At least two Republicans have said they would not vote to confirm President Donald Trump’s pick, which would mean there would be a 50-50 tie with Vice President Mike Pence as the tie-breaker.
While DeVos’ nomination has been one of the most contentious, the Secretary of Education is one of the least powerful cabinet positions. Still, her confirmation would have implications for Colorado.
“Certainly the Secretary has the power to try to push her priorities,” says former State Senator Mike Johnston.
The 2018 candidate for governor is recognized as one of the nation’s leading experts on education policy. He says one of the areas where DeVos would have greatest discretion is the enforcement of civil rights protections. She says it should be left to the states.
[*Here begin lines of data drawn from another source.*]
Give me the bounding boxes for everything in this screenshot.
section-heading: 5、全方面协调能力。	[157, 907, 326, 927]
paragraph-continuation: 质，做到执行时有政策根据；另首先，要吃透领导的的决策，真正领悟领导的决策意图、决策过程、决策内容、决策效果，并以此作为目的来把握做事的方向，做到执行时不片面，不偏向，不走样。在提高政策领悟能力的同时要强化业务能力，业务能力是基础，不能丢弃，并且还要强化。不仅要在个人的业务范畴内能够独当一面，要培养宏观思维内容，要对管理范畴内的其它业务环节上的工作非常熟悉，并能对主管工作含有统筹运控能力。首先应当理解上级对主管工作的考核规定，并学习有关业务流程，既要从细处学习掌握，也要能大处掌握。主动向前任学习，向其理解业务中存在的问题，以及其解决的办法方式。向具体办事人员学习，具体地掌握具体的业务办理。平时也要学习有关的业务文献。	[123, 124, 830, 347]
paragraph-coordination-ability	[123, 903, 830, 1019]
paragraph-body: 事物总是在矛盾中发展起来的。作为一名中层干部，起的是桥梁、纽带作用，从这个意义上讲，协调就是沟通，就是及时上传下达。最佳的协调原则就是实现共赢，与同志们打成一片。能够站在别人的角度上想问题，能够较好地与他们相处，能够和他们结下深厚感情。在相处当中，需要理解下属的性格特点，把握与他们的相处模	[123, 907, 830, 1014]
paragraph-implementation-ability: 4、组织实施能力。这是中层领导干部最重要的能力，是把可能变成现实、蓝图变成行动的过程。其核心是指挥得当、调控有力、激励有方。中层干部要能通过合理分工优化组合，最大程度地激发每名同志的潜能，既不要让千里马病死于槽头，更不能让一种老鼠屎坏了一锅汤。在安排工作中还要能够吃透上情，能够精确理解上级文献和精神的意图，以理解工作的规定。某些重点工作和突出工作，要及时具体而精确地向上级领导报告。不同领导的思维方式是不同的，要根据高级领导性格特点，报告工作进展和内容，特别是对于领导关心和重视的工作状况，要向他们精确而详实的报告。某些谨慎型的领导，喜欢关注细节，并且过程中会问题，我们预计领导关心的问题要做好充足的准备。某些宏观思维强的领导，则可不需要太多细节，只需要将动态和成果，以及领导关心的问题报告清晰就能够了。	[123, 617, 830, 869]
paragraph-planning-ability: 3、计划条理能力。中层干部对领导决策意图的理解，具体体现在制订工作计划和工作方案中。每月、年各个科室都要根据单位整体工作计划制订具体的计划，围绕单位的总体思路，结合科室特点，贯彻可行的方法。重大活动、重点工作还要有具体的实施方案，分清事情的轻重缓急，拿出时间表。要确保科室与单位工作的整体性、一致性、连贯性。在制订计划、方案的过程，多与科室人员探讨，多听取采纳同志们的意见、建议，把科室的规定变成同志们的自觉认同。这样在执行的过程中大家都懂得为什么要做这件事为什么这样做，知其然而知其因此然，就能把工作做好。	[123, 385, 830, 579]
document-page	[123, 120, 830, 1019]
“The danger is states could choose not to provide certain services to kids with certain disabilities,” said Johnston. “They could make that choice to say, ‘No we don’t provide services for autism or we don’t provide services for severe needs students.’ I would hope they wouldn’t but those are very expensive requirements.”
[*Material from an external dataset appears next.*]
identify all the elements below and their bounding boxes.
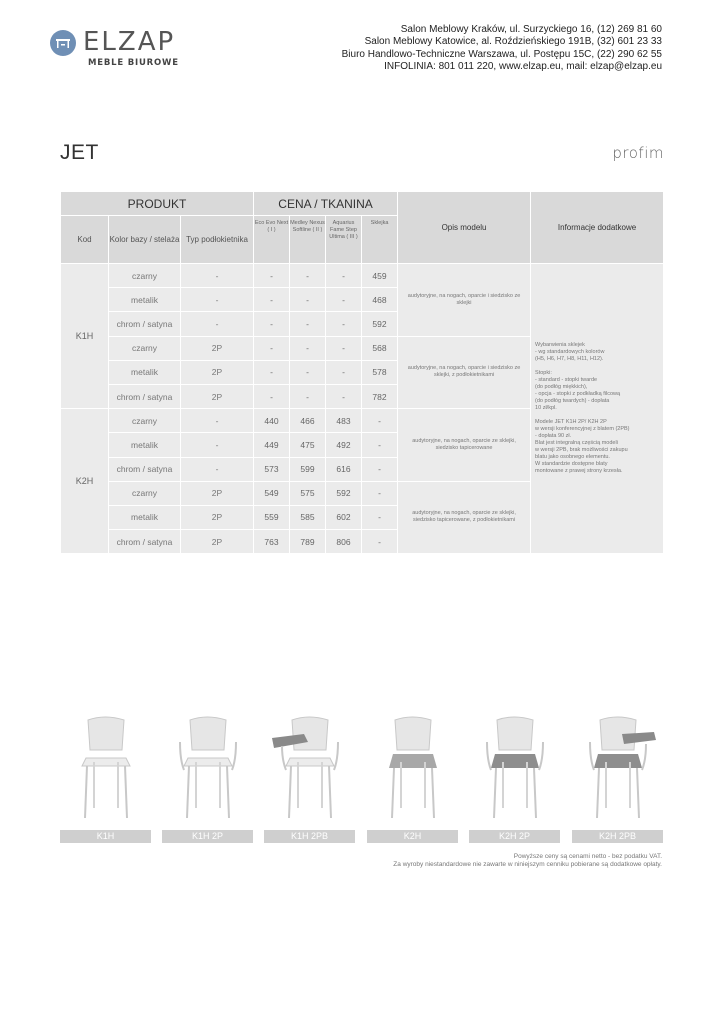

Johnston says DeVos also has the power to overturn the previous secretary’s regulations, “One of those that’s very significant is protections for victims of sex assault on campuses – how colleges have to respond and what they have to do in those cases is driven by the Secretary. She could undo those. Also, all the protections around keeping students from being preyed on by for-profit colleges where kids come out with a huge amount of debt and no degree. Some real restrictions were put in place that she could undo.”
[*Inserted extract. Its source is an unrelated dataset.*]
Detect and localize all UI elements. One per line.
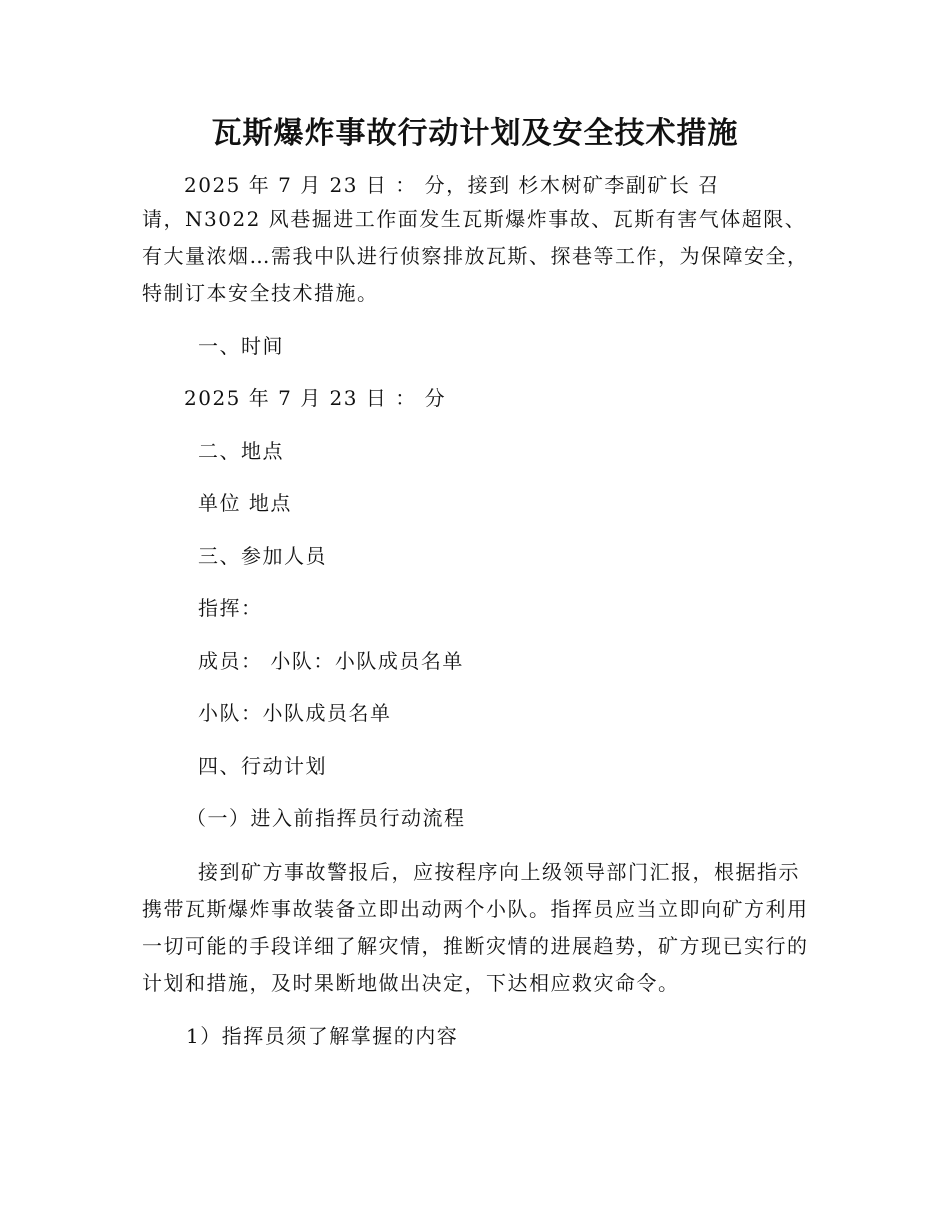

DeVos has been non-committal on whether she would keep those regulations.
Maybe most controversial is her support of school vouchers, which are unconstitutional in Colorado.
“And so she wouldn’t be able to direct those dollars into the state without some new federal legislation so then you would have a battle between the federal government and state constitution.”
But Johnston says in other states, DeVos could direct more dollars to discretionary spending on things like vouchers.
“I think the fear is will she redirect the focus away from serving the kids with the greatest needs and those districts have the least amount of resources towards other areas.”
DeVos is also a big supporter of charter schools, as is President Trump, who’s promised a $20 billion investment to help low-income children attend private and charter schools. Johnston says that’s almost half the entire education department budget.
“I just don’t know where you’d find that scale of money without vastly cutting into currently very thin school budgets.”
Most of Colorado’s education policy is set by the state legislature and 93 percent of the funding for public education comes from the state and local government.
But, Johnston says, the U.S. Education Secretary does have influence, “The federal government’s role has really been to be the policeman to protect every child to make sure that every kid, no matter what you’re in state, no matter what district you’re in, gets a fair shot and that means if you come in with a disability or you come in speaking a different language or you come in from a low income family. The Department of Education was created to protect those children’s needs and interests and there’s a lot you can do through inaction here by refusing to enforce, by refusing to invest, by refusing to support those populations, you could see real negative impacts.”